The beginning of this season saw Son start just one of Spurs’ opening four league fixtures. With limited opportunities and recovering from an arm injury, the speedy winger was unable to find the form that made him such a threat last season. However, as Spurs’ fixture list has grown increasingly congested, Son has seen more game-time and has recently started four consecutive league games.
Despite this, Son still remains a ‘Plan B’ for Tottenham – an alternative option. Whilst a string of successive league starts represents an improvement, Son barely featured in Tottenham’s memorable double-header with Real Madrid. Of course, rotation is crucial for any club competing on several fronts, but there’s a fine line between a player being happily rotated and feeling somewhat underappreciated.
Pochettino typically utilises a 3-4-2-1 system which is headed by the frightening attacking trio of Dele Alli, Christian Eriksen and Harry Kane, thus leaving no room for Son in his favoured position. Despite the Korean’s obvious qualities, it’s difficult to justify him a place ahead of any of these three.
As devastating as Son can be and has been, he is rarely trusted to start ahead of Dele or Eriksen. Plus, some would argue that his abilities are perfectly suited to the role of ‘impact sub’. Of course, Son himself would aspire to more than this.
Still, opportunities to start do arise regularly, whether through injury, rotation, suspension or simply a tactical change. In fact, on certain occasions, Pochettino will deploy Son in addition to the usual attacking trio. This has typically occurred in home games against teams who tend to sit-back, handing Spurs a command of possession and an opportunity to play a more forward-thinking formation.
Making an impact
Son, Dele, Eriksen and Kane have all started together on four separate occasions this season, all of which coming at Wembley against Burnley, Swansea, Bournemouth and Liverpool.
On three of these occasions, Tottenham were generally underwhelming and struggled to break down their opponents. Son himself was particularly ineffective against Burnley and Bournemouth, lacking creativity and appearing slightly low on confidence.
Fortunately, following a disappointing display against Bournemouth, Son kept his place in the side for Spurs’ clash with Liverpool. This time, in a tactical masterstroke, Pochettino deployed Son as Harry Kane’s strike partner.
The South Korean was at his very best against Liverpool, combining seamlessly with Kane throughout and scoring a well-taken goal having blitzed past James Milner in the process. He left the field to rapturous applause midway through the second-half having run himself into the ground.

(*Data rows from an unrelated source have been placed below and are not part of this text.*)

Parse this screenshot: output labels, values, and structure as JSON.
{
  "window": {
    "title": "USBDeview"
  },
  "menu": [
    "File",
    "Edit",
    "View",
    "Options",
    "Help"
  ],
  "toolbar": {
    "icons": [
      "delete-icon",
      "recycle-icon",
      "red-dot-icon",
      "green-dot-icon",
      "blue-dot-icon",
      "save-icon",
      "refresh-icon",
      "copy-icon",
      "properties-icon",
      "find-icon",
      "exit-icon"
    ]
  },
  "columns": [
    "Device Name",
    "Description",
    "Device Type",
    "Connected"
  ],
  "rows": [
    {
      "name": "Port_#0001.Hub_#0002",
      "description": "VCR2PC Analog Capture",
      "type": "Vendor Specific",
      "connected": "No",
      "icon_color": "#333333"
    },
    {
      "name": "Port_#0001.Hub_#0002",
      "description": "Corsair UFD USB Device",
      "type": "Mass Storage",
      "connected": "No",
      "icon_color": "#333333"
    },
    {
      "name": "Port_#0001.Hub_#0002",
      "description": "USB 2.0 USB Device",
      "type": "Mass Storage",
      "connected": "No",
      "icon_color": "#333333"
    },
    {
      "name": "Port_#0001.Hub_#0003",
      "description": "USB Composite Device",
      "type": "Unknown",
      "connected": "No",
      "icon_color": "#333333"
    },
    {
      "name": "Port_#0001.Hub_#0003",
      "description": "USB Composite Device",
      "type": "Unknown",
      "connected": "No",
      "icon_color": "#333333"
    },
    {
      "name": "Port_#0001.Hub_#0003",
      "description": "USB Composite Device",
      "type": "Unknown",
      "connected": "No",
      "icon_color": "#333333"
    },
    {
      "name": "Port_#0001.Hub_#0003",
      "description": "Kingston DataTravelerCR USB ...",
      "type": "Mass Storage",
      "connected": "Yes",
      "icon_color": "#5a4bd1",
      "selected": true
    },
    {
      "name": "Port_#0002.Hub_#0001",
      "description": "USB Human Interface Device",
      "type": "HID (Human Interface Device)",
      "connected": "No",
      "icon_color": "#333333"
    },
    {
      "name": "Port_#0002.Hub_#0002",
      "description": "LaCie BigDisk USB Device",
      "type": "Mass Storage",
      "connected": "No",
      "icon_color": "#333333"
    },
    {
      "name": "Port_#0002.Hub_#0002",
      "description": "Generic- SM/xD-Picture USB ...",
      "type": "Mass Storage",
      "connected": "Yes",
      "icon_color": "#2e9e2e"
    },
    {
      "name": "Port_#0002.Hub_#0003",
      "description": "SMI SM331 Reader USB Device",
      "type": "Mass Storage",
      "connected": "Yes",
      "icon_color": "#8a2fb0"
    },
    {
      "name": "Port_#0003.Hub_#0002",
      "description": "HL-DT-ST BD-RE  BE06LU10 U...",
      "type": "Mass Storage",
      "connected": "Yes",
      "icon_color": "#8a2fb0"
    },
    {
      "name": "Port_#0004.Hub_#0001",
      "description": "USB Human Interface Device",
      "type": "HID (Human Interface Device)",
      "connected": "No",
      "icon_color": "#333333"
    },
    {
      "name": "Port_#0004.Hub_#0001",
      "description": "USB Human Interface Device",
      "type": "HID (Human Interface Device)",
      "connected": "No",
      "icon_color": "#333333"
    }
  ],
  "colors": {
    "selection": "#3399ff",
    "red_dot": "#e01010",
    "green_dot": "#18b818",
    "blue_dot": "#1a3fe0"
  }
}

The next week, in the absence of Harry Kane, Son was deployed as Spurs’ only striker at Old Trafford. Despite working tirelessly once again, his efforts were futile. Without Kane’s presence, the Korean was isolated and ineffective.
Yet Son proved his worth once more against Palace on Sunday. He may have squandered two arguably easier opportunities, but his goal was the only moment of class in a game absent of real quality.
The future for Son
The North London Derby is up next for Tottenham and with a few injury doubts elsewhere, Son may get another opportunity to make a statement.
In recent years, Tottenham have been accused of having a squad which lacks depth, but Son’s failure to cement a consistent starting role is a credit to the growing strength of this Spurs team. Whilst Son’s presence must provide a predicament for Mauricio Pochettino, its surely one he’s thankful for.
Son’s attitude and professionalism is of no question, but Pochettino must make sure the Korean gets enough game-time to remain satisfied and continue to contribute. Although, with the long-awaited return of Erik Lamela apparently imminent, the competition for places could become even fiercer at Tottenham.